TAGeX Brands will liquidate equipment taken from closed restaurants and will also take surplus new equipment, scratch-and-dents, and other pieces. It will then refurbish them if necessary at the company’s headquarters in an old U.S. Army depot in Upstate New York, as well as a regional facility in Dallas. TAGeX Brands then sells that equipment on its websites or through other sources.
For instance, the company liquidated the equipment in the shuttered Souplantation and Sweet Tomatoes chain last year and has moved appliances and other items from a bunch of colleges. “We’ve always had a fairly fast turn of equipment,” Sherman said. “Now it’s within 30 days by the time it comes in, is received, cleaned up and put on the site. Many sales occur from the location.”
Typically, many TAGeX Brands buyers are independents looking to keep those costs low. And much of what TAGeX Brands brings in comes from chains that are closing locations, replacing equipment, or getting rid of surplus.

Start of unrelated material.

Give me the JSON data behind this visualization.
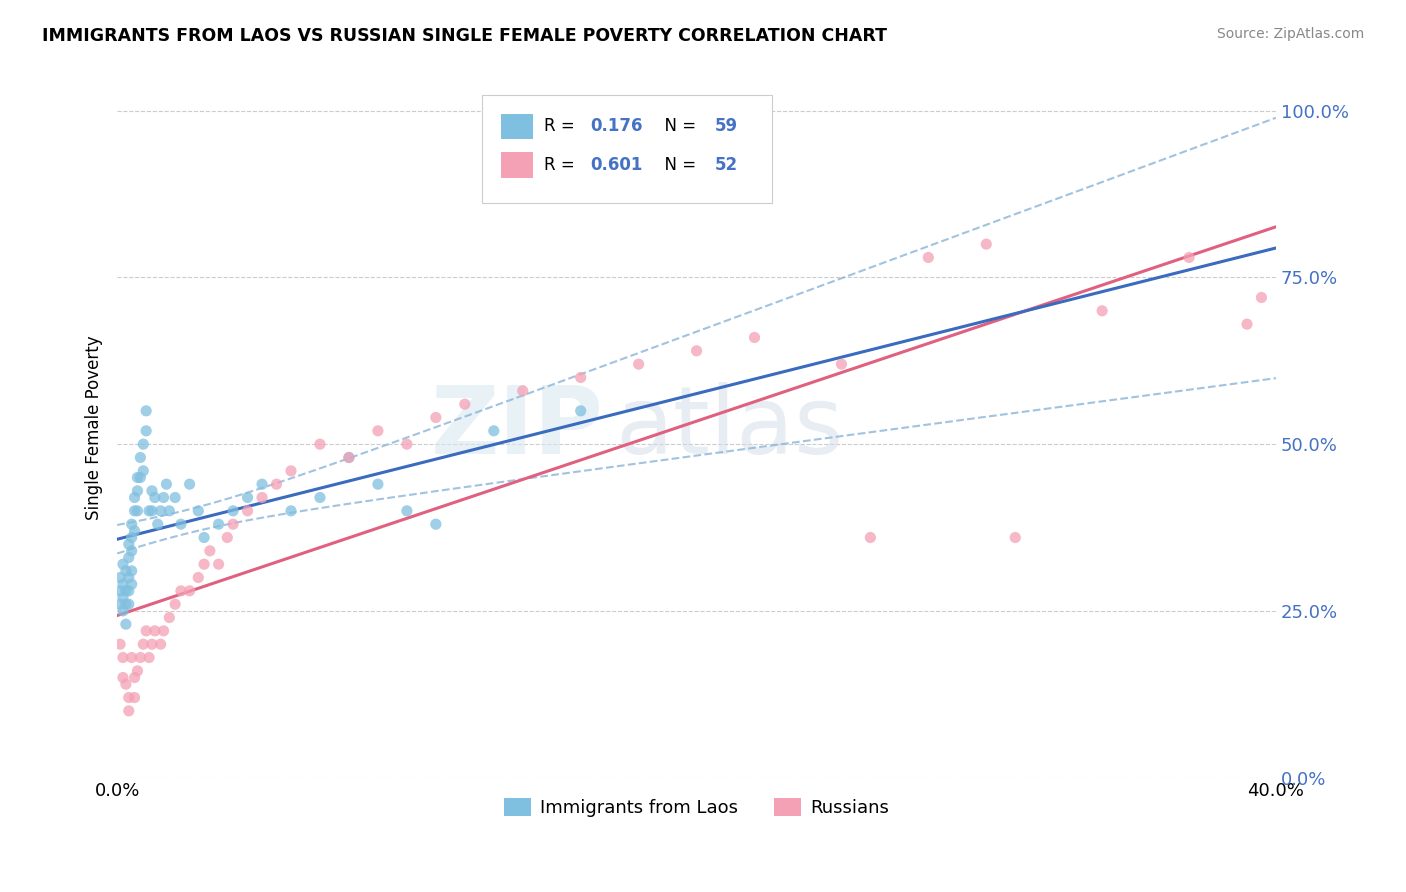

But, since the start of the pandemic, Sherman said, more of those chain restaurants have turned into buyers.
Sherman said there has been a consistent flow of equipment in as chains remodel and replace items. He also said his company has been able to take up surplus inventory around the country and get it pretty quick.
The price for such equipment, however, has taken off—particularly on the company’s auction site. But Sherman says it remains a deal compared with new equipment, especially given how much that costs these days. “It’s still a huge value versus buying something new,” he said.
Rowe said that a restaurant using used equipment can typically save 10% to 20% on startup costs, which results in 20% to 50% more return on investment. “It’s worth it,” he said.
The big drawback is availability and fit. Rowe said if the product is available, it can be delivered in a day or so. If not, then “you’re stuck going the new route.” And the wait is a lot longer.